Tuesday, March 27, 2007

Two more troops' dogs coming home

More than $6,000 was donated in the drive to help Army Staff Sgt. Steven Radloff of Waukegan to send his dog from Afghanistan to the United States.
The dog, Bear, was rescued from a bird cage by Radloff and his unit while they were on a mission in Kandahar.

Interest in Bear's saga, which spiked after a picture of the black lab mix ran with a story in The News-Sun, led to donations that will not only fund Bear's trip to the U.S., but will also fund the rescue of two other military pets as well, according to Orphans of the Storm spokeswoman Jackie Borchew.

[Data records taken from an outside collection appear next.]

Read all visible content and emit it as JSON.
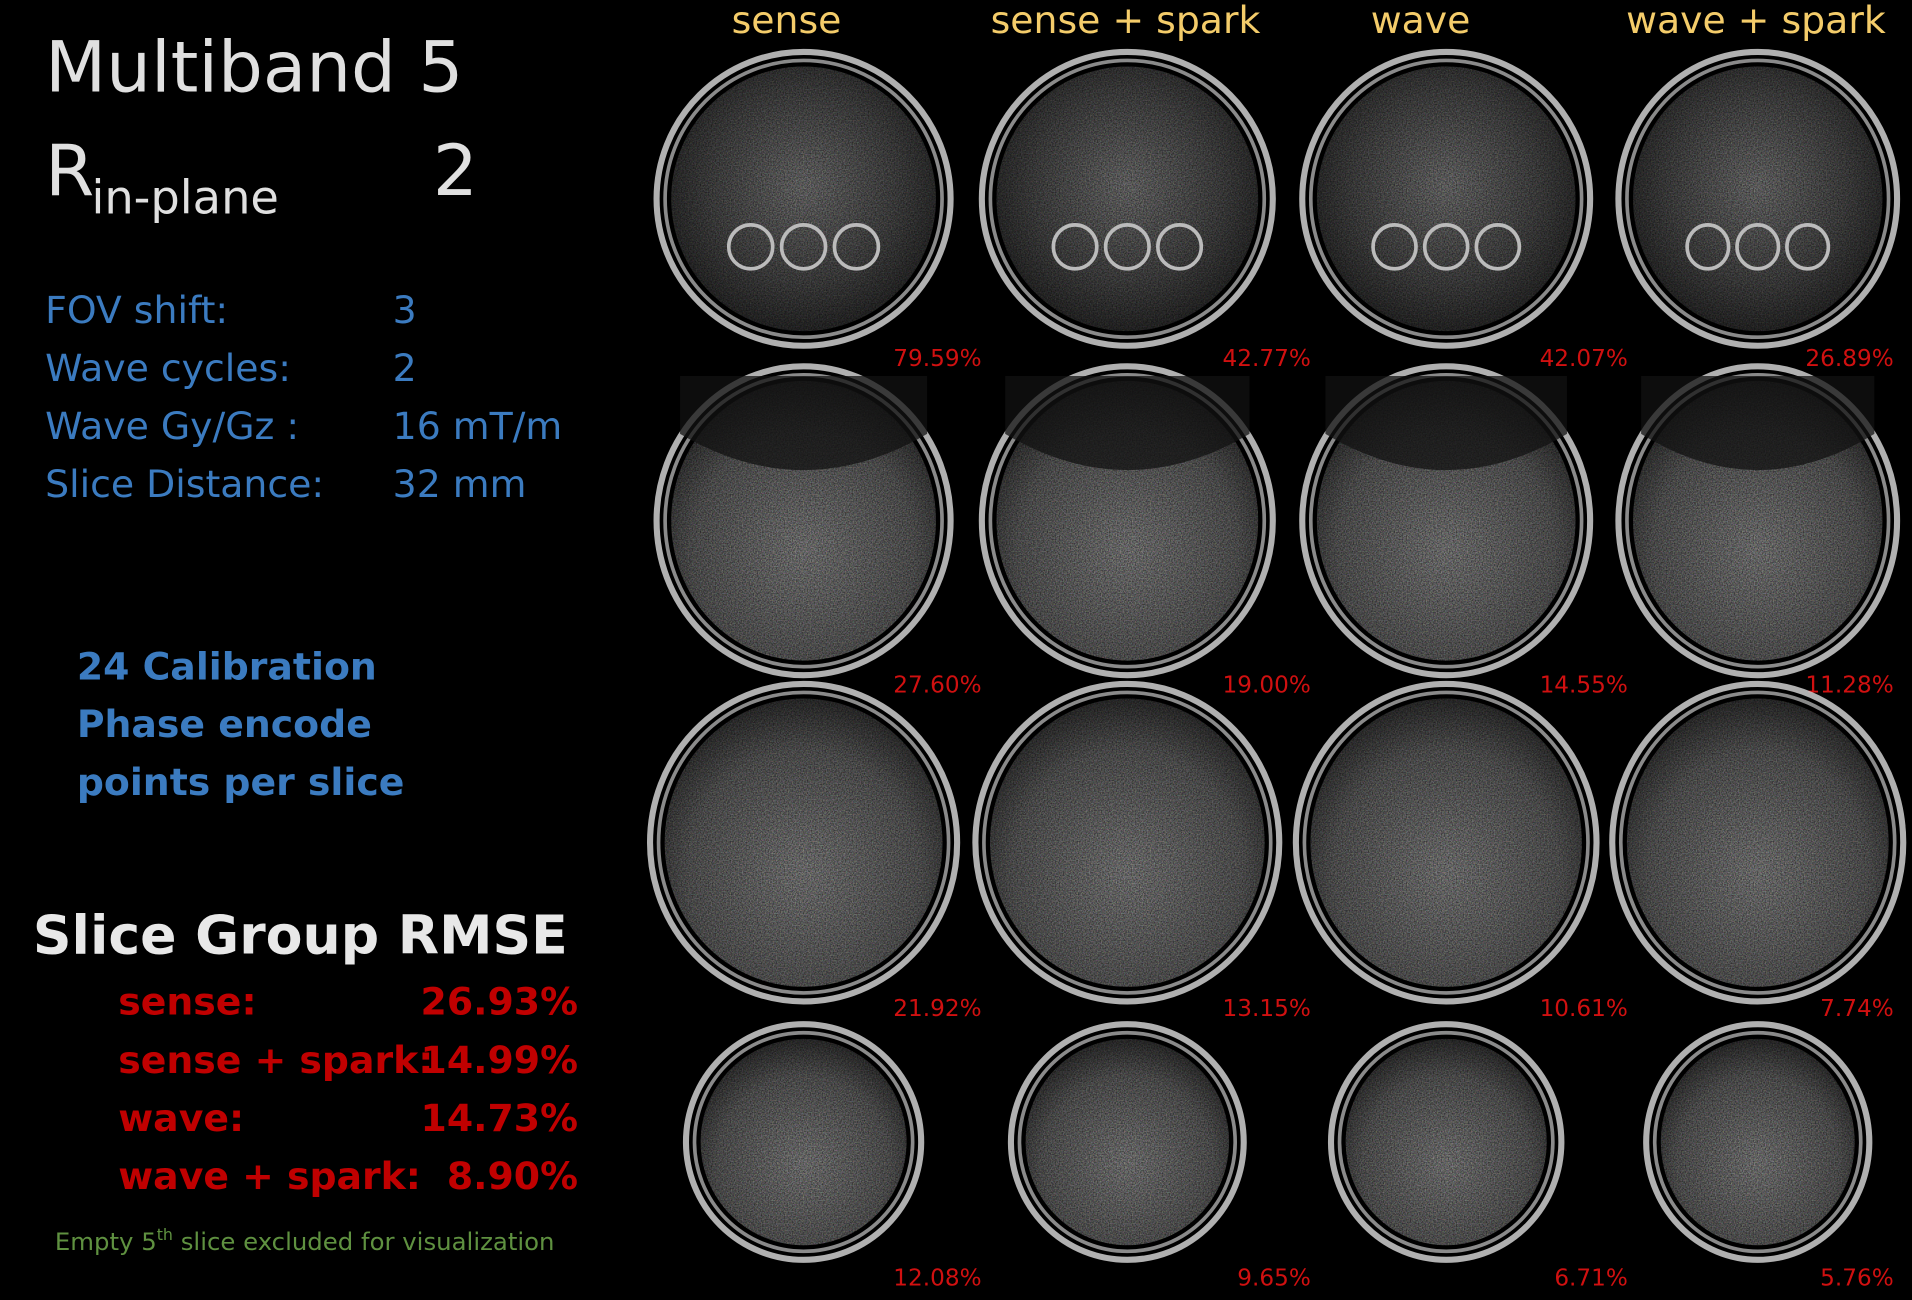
{
  "header": {
    "title": "Multiband 5",
    "r_symbol": "R",
    "r_subscript": "in-plane",
    "r_value": "2"
  },
  "parameters": [
    {
      "label": "FOV shift:",
      "value": "3"
    },
    {
      "label": "Wave cycles:",
      "value": "2"
    },
    {
      "label": "Wave Gy/Gz :",
      "value": "16 mT/m"
    },
    {
      "label": "Slice Distance:",
      "value": "32 mm"
    }
  ],
  "calibration": [
    "24 Calibration",
    "Phase encode",
    "points per slice"
  ],
  "rmse": {
    "title": "Slice Group RMSE",
    "rows": [
      {
        "label": "sense:",
        "value": "26.93%"
      },
      {
        "label": "sense + spark:",
        "value": "14.99%"
      },
      {
        "label": "wave:",
        "value": "14.73%"
      },
      {
        "label": "wave + spark:",
        "value": "8.90%"
      }
    ]
  },
  "footnote": {
    "before": "Empty 5",
    "sup": "th",
    "after": " slice excluded for visualization"
  },
  "grid": {
    "columns": [
      "sense",
      "sense + spark",
      "wave",
      "wave + spark"
    ],
    "rows": [
      [
        "79.59%",
        "42.77%",
        "42.07%",
        "26.89%"
      ],
      [
        "27.60%",
        "19.00%",
        "14.55%",
        "11.28%"
      ],
      [
        "21.92%",
        "13.15%",
        "10.61%",
        "7.74%"
      ],
      [
        "12.08%",
        "9.65%",
        "6.71%",
        "5.76%"
      ]
    ]
  }
}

A Washington Post correspondent in Afghanistan, Pamela Constable, who has helped stray dogs and cats in Kabul find shelter and adoptive homes, will be the guest speaker at the Orphans of the Storm annual benefit dinner next month.

Constable, with the help of the Riverwoods-based Orphans animal shelter, helped Radloff arrange his transport back to the U.S. for his dog. Constable, founder and president of The Afghan Stray Animal League, helped in Afghanistan with the effort to send Bear to Fort Bragg, N.C., where Radloff's unit is expected to return soon.

For the past two years, Constable has provided shelter, veterinary care and adoptive homes for stray dogs and cats in Kabul through a project she founded called Tigger House.
At the Orphans of the Storm benefit, she will discuss her work helping strays in a city and country torn by war, isolation and cultural taboos about animals.

Constable was assigned to Kabul after the fall of the Taliban in early 2002. In 2004, she found an old house in the city and converted it into a small private shelter and clinic.
When soldiers, aid workers, diplomats and others find strays they want to help and adopt, Tigger House, helps arrange shipment overseas.
"Our philosophy is to help one animal at a time, and approach one person at a time, because otherwise we would become overwhelmed by the enormity of what we cannot do," Constable said.

Constable is also the founder and president of The Afghan Stray Animal League, a tax-exempt non-profit public charity which she operates out of her home in Virginia. The organization exists solely to support the Kabul project.